Denmark is a highly cultivated country with an elevated food production average per capita. It is supported by the two following verticals: arable production and livestock, with the latter having a high concentration of swine production—the famous Danish bacon. To measure and decarbonize the industry requires a range of different efforts involving everything from livestock feed to arable farming practices. There is a circular dimension between waste and how grains are produced, used and circled back that links into another big sector in Denmark, biofuel. Our focus is to switch from being greenhouse-gas positive to greenhouse-gas negative. Additionally, there is a symbiosis between the Danish government, different dimensions of talent acquisition and the capital ecosystem that works quite well. Top-shelf talent from the U.S. is moving to Denmark to live. The ability to attract these experts comes from having an exciting growth company with a solid mission combined with the attractiveness of living in the Nordics. Denmark in particular has grown a strong reputation of being a great place to live. The ability to attract and recruit the right talent as an international company in Denmark is a critical driver of success.

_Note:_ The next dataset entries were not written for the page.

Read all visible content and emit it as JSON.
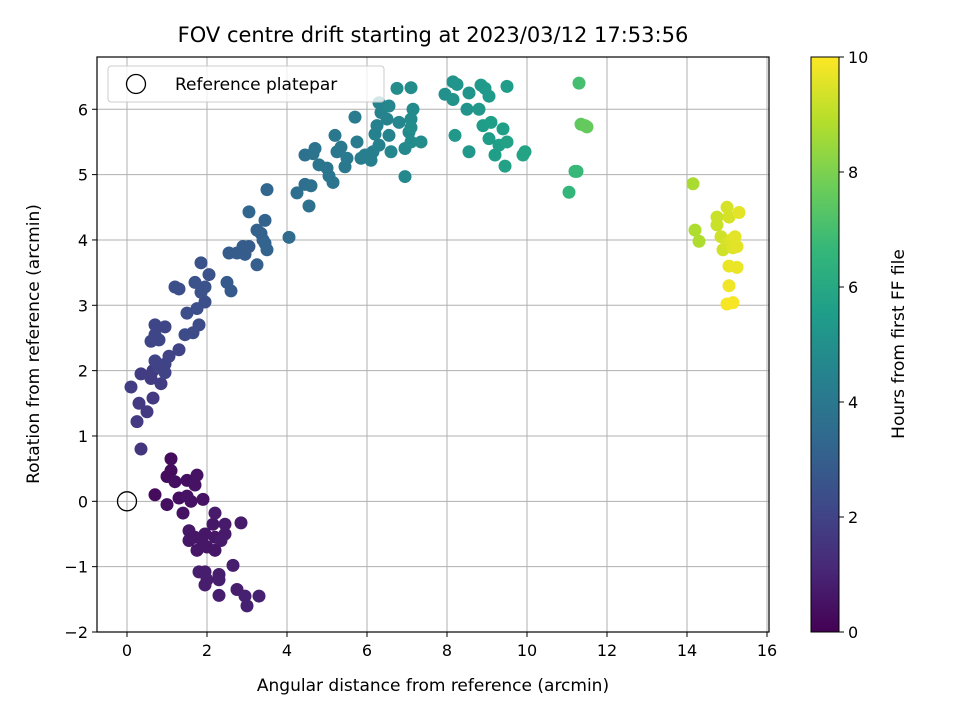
{
  "chart_data": {
    "type": "scatter",
    "title": "FOV centre drift starting at 2023/03/12 17:53:56",
    "xlabel": "Angular distance from reference (arcmin)",
    "ylabel": "Rotation from reference (arcmin)",
    "xlim": [
      -0.75,
      16.05
    ],
    "ylim": [
      -2.0,
      6.8
    ],
    "xticks": [
      0,
      2,
      4,
      6,
      8,
      10,
      12,
      14,
      16
    ],
    "yticks": [
      -2,
      -1,
      0,
      1,
      2,
      3,
      4,
      5,
      6
    ],
    "xtick_labels": [
      "0",
      "2",
      "4",
      "6",
      "8",
      "10",
      "12",
      "14",
      "16"
    ],
    "ytick_labels": [
      "−2",
      "−1",
      "0",
      "1",
      "2",
      "3",
      "4",
      "5",
      "6"
    ],
    "grid": true,
    "legend": {
      "placement": "top-left",
      "entries": [
        "Reference platepar"
      ]
    },
    "colorbar": {
      "label": "Hours from first FF file",
      "range": [
        0,
        10
      ],
      "ticks": [
        0,
        2,
        4,
        6,
        8,
        10
      ],
      "tick_labels": [
        "0",
        "2",
        "4",
        "6",
        "8",
        "10"
      ],
      "colormap": "viridis",
      "stops": [
        "#440154",
        "#482878",
        "#3e4a89",
        "#31688e",
        "#26828e",
        "#1f9e89",
        "#35b779",
        "#6ece58",
        "#b5de2b",
        "#fde725"
      ]
    },
    "reference": {
      "x": 0,
      "y": 0
    },
    "points": [
      [
        1.0,
        0.38,
        0.3
      ],
      [
        1.1,
        0.47,
        0.3
      ],
      [
        1.1,
        0.65,
        0.3
      ],
      [
        0.7,
        0.1,
        0.3
      ],
      [
        1.0,
        -0.05,
        0.4
      ],
      [
        1.2,
        0.3,
        0.4
      ],
      [
        1.3,
        0.05,
        0.4
      ],
      [
        1.5,
        0.32,
        0.4
      ],
      [
        1.4,
        -0.18,
        0.5
      ],
      [
        1.5,
        0.08,
        0.5
      ],
      [
        1.7,
        0.25,
        0.5
      ],
      [
        1.75,
        0.4,
        0.5
      ],
      [
        1.6,
        0.0,
        0.5
      ],
      [
        1.9,
        0.03,
        0.5
      ],
      [
        1.55,
        -0.45,
        0.6
      ],
      [
        1.55,
        -0.6,
        0.6
      ],
      [
        1.7,
        -0.55,
        0.6
      ],
      [
        1.75,
        -0.75,
        0.6
      ],
      [
        1.9,
        -0.65,
        0.6
      ],
      [
        1.95,
        -0.5,
        0.6
      ],
      [
        2.0,
        -0.7,
        0.6
      ],
      [
        2.15,
        -0.35,
        0.6
      ],
      [
        2.2,
        -0.55,
        0.6
      ],
      [
        2.2,
        -0.75,
        0.6
      ],
      [
        2.35,
        -0.6,
        0.7
      ],
      [
        2.45,
        -0.35,
        0.7
      ],
      [
        2.45,
        -0.5,
        0.7
      ],
      [
        2.2,
        -0.18,
        0.7
      ],
      [
        2.85,
        -0.33,
        0.7
      ],
      [
        1.8,
        -1.08,
        0.8
      ],
      [
        1.95,
        -1.08,
        0.8
      ],
      [
        2.0,
        -1.2,
        0.8
      ],
      [
        1.95,
        -1.28,
        0.8
      ],
      [
        2.3,
        -1.12,
        0.8
      ],
      [
        2.3,
        -1.2,
        0.8
      ],
      [
        2.3,
        -1.44,
        0.8
      ],
      [
        2.65,
        -0.98,
        0.8
      ],
      [
        2.75,
        -1.35,
        0.8
      ],
      [
        2.95,
        -1.45,
        0.9
      ],
      [
        3.0,
        -1.6,
        0.9
      ],
      [
        3.3,
        -1.45,
        0.9
      ],
      [
        0.35,
        0.8,
        1.5
      ],
      [
        0.25,
        1.22,
        1.7
      ],
      [
        0.3,
        1.5,
        1.7
      ],
      [
        0.5,
        1.37,
        1.7
      ],
      [
        0.65,
        1.58,
        1.7
      ],
      [
        0.1,
        1.75,
        1.8
      ],
      [
        0.35,
        1.95,
        1.8
      ],
      [
        0.6,
        1.88,
        1.8
      ],
      [
        0.65,
        2.0,
        1.8
      ],
      [
        0.85,
        1.8,
        1.8
      ],
      [
        0.7,
        2.15,
        2.0
      ],
      [
        0.8,
        2.05,
        2.0
      ],
      [
        0.95,
        1.97,
        2.0
      ],
      [
        1.05,
        2.22,
        2.0
      ],
      [
        0.95,
        2.1,
        2.0
      ],
      [
        1.3,
        2.32,
        2.0
      ],
      [
        0.6,
        2.45,
        2.1
      ],
      [
        0.7,
        2.55,
        2.1
      ],
      [
        0.8,
        2.47,
        2.1
      ],
      [
        0.7,
        2.7,
        2.1
      ],
      [
        0.95,
        2.67,
        2.1
      ],
      [
        1.45,
        2.55,
        2.3
      ],
      [
        1.65,
        2.58,
        2.3
      ],
      [
        1.8,
        2.7,
        2.3
      ],
      [
        1.5,
        2.88,
        2.4
      ],
      [
        1.75,
        2.95,
        2.4
      ],
      [
        1.95,
        3.05,
        2.4
      ],
      [
        1.3,
        3.25,
        2.4
      ],
      [
        1.2,
        3.28,
        2.4
      ],
      [
        1.7,
        3.35,
        2.5
      ],
      [
        1.95,
        3.28,
        2.5
      ],
      [
        2.05,
        3.47,
        2.5
      ],
      [
        1.85,
        3.2,
        2.5
      ],
      [
        1.85,
        3.65,
        2.6
      ],
      [
        2.5,
        3.35,
        2.8
      ],
      [
        2.6,
        3.22,
        2.8
      ],
      [
        2.55,
        3.8,
        2.9
      ],
      [
        2.75,
        3.8,
        2.9
      ],
      [
        2.9,
        3.9,
        2.9
      ],
      [
        2.95,
        3.78,
        2.9
      ],
      [
        3.05,
        3.9,
        2.9
      ],
      [
        3.25,
        3.62,
        3.0
      ],
      [
        3.25,
        4.15,
        3.1
      ],
      [
        3.35,
        4.1,
        3.1
      ],
      [
        3.4,
        4.0,
        3.1
      ],
      [
        3.45,
        3.95,
        3.2
      ],
      [
        3.5,
        3.85,
        3.2
      ],
      [
        3.45,
        4.3,
        3.2
      ],
      [
        3.05,
        4.43,
        3.3
      ],
      [
        3.5,
        4.77,
        3.3
      ],
      [
        4.05,
        4.04,
        3.5
      ],
      [
        4.25,
        4.72,
        3.6
      ],
      [
        4.45,
        4.85,
        3.6
      ],
      [
        4.55,
        4.52,
        3.7
      ],
      [
        4.6,
        4.83,
        3.7
      ],
      [
        4.45,
        5.3,
        3.7
      ],
      [
        4.65,
        5.32,
        3.8
      ],
      [
        4.7,
        5.4,
        3.8
      ],
      [
        4.8,
        5.15,
        3.9
      ],
      [
        5.0,
        5.1,
        3.9
      ],
      [
        5.05,
        4.98,
        3.9
      ],
      [
        5.15,
        4.88,
        3.9
      ],
      [
        5.2,
        5.6,
        4.0
      ],
      [
        5.25,
        5.35,
        4.0
      ],
      [
        5.35,
        5.42,
        4.0
      ],
      [
        5.45,
        5.12,
        4.0
      ],
      [
        5.5,
        5.25,
        4.1
      ],
      [
        5.7,
        5.88,
        4.2
      ],
      [
        5.75,
        5.5,
        4.2
      ],
      [
        5.85,
        5.25,
        4.2
      ],
      [
        5.95,
        5.3,
        4.3
      ],
      [
        6.1,
        5.22,
        4.3
      ],
      [
        6.15,
        5.35,
        4.3
      ],
      [
        6.2,
        5.62,
        4.4
      ],
      [
        6.25,
        5.75,
        4.4
      ],
      [
        6.3,
        5.45,
        4.4
      ],
      [
        6.35,
        5.95,
        4.5
      ],
      [
        6.3,
        6.1,
        4.5
      ],
      [
        6.5,
        5.85,
        4.5
      ],
      [
        6.55,
        5.6,
        4.5
      ],
      [
        6.55,
        6.05,
        4.6
      ],
      [
        6.6,
        5.35,
        4.6
      ],
      [
        6.8,
        5.8,
        4.6
      ],
      [
        6.95,
        4.97,
        4.7
      ],
      [
        6.95,
        5.4,
        4.7
      ],
      [
        7.05,
        5.65,
        4.7
      ],
      [
        7.1,
        5.5,
        4.8
      ],
      [
        7.1,
        5.85,
        4.8
      ],
      [
        7.15,
        6.0,
        4.8
      ],
      [
        7.35,
        5.5,
        4.9
      ],
      [
        6.75,
        6.32,
        4.9
      ],
      [
        7.1,
        6.33,
        4.9
      ],
      [
        7.1,
        5.72,
        4.9
      ],
      [
        7.95,
        6.23,
        5.0
      ],
      [
        8.15,
        6.15,
        5.1
      ],
      [
        8.15,
        6.42,
        5.1
      ],
      [
        8.25,
        6.38,
        5.2
      ],
      [
        8.55,
        6.25,
        5.2
      ],
      [
        8.5,
        6.0,
        5.2
      ],
      [
        8.2,
        5.6,
        5.3
      ],
      [
        8.55,
        5.35,
        5.3
      ],
      [
        8.8,
        6.0,
        5.3
      ],
      [
        8.95,
        6.32,
        5.4
      ],
      [
        9.05,
        6.2,
        5.4
      ],
      [
        8.85,
        6.37,
        5.4
      ],
      [
        9.5,
        6.35,
        5.5
      ],
      [
        8.9,
        5.75,
        5.5
      ],
      [
        9.05,
        5.55,
        5.5
      ],
      [
        9.1,
        5.8,
        5.6
      ],
      [
        9.2,
        5.3,
        5.6
      ],
      [
        9.3,
        5.45,
        5.6
      ],
      [
        9.4,
        5.7,
        5.6
      ],
      [
        9.5,
        5.5,
        5.7
      ],
      [
        9.45,
        5.13,
        5.7
      ],
      [
        9.9,
        5.3,
        5.8
      ],
      [
        9.95,
        5.35,
        5.8
      ],
      [
        11.05,
        4.73,
        6.6
      ],
      [
        11.2,
        5.05,
        6.7
      ],
      [
        11.25,
        5.05,
        6.7
      ],
      [
        11.3,
        6.4,
        7.0
      ],
      [
        11.35,
        5.77,
        7.5
      ],
      [
        11.5,
        5.73,
        7.6
      ],
      [
        11.45,
        5.75,
        7.6
      ],
      [
        14.15,
        4.86,
        8.7
      ],
      [
        14.2,
        4.15,
        8.8
      ],
      [
        14.3,
        3.98,
        8.8
      ],
      [
        14.75,
        4.23,
        9.2
      ],
      [
        14.75,
        4.35,
        9.2
      ],
      [
        14.85,
        4.05,
        9.3
      ],
      [
        14.9,
        3.85,
        9.3
      ],
      [
        15.0,
        3.95,
        9.4
      ],
      [
        15.0,
        4.5,
        9.4
      ],
      [
        15.05,
        4.35,
        9.4
      ],
      [
        15.1,
        4.0,
        9.5
      ],
      [
        15.15,
        3.88,
        9.5
      ],
      [
        15.2,
        4.05,
        9.6
      ],
      [
        15.25,
        3.9,
        9.6
      ],
      [
        15.3,
        4.42,
        9.6
      ],
      [
        15.05,
        3.6,
        9.7
      ],
      [
        15.25,
        3.58,
        9.7
      ],
      [
        15.05,
        3.3,
        9.8
      ],
      [
        15.0,
        3.02,
        9.9
      ],
      [
        15.15,
        3.04,
        9.9
      ]
    ]
  }
}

Denmark, together with the Netherlands, has historically had a leading position in driving innovation in agriculture due to the structure of our industry and strong cooperatives. For Denmark, being a small, open economy is ultimately what drives innovation. However, we must think big. We are proud we are not just helping farmers in western Denmark. In the first year we scaled to eight different countries. This is highly aligned with the Danish way of thinking and is a necessary mindset for green startups. Time is not necessarily on our side; fast scaling is a necessity.

 

What has the EU done to ensure member markets follow carbon-decreasing practices?

The EU has been a global leader in driving the sustainable agenda. To achieve our carbon neutrality goals, carbon removals will be necessary; nature-based solutions are the most cost-effective mitigation strategy. There is currently dormant potential that needs to be unlocked. Many of these green solutions can be found in agriculture, from storing carbon dioxide in the soil to lowering use of fuel and diesel. There are many possibilities, but all require economic incentives at the micro levels. The EU Carbon Farming Initiative, which is currently in development, is a testament to how important the role of agriculture will be in achieving climate targets across Denmark and all member states.

 

How are new digital technologies advancing agricultural and carbon-reducing practices?

New technologies are becoming swift enablers of efficiency and new possibilities, whether it is using big data to create smart agriculture systems and reduce fertilizer usage, using satellite imagery to verify the adoption of sustainable practices or using deep machine learning to figure out improved strategies for optimizing greenhouse-gas profiles of production and economic outcomes. These technologies are starting to be deployed by a wider ecosystem of technology providers in Denmark. A fueling element in this transition is our ability to partner with each other. Many technology providers are modularizing their technology platforms to interconnect with one another. Our system is a great example of this. We do not do everything ourselves, rather we work with a range of different technology partners to integrate a value proposition—in our case—for farmers.

 

What is your vision for Agreena and the global agriculture sector in the next decade?

My vision for Agreena is to give farmers the tools to become climate heroes through carbon certificates, finance solutions and data and planning tools. We want to build the rails for a green European economy. Whether it takes five or 10 years, we will look back at how agriculture is currently performed with disbelief; we will have a completely changed sector. There is both a need and an opportunity for a fundamental shift in how our food is produced. However, we need to build this tidal wave of change at a micro level with actual farmers to make it a voluntary effort. We still need to feed the planet, but we also need to start to value and reward farmers as environmental stewards to the point where we value the environmental benefits generated, whether it be lowered greenhouse gases, improved soil health or biodiversity.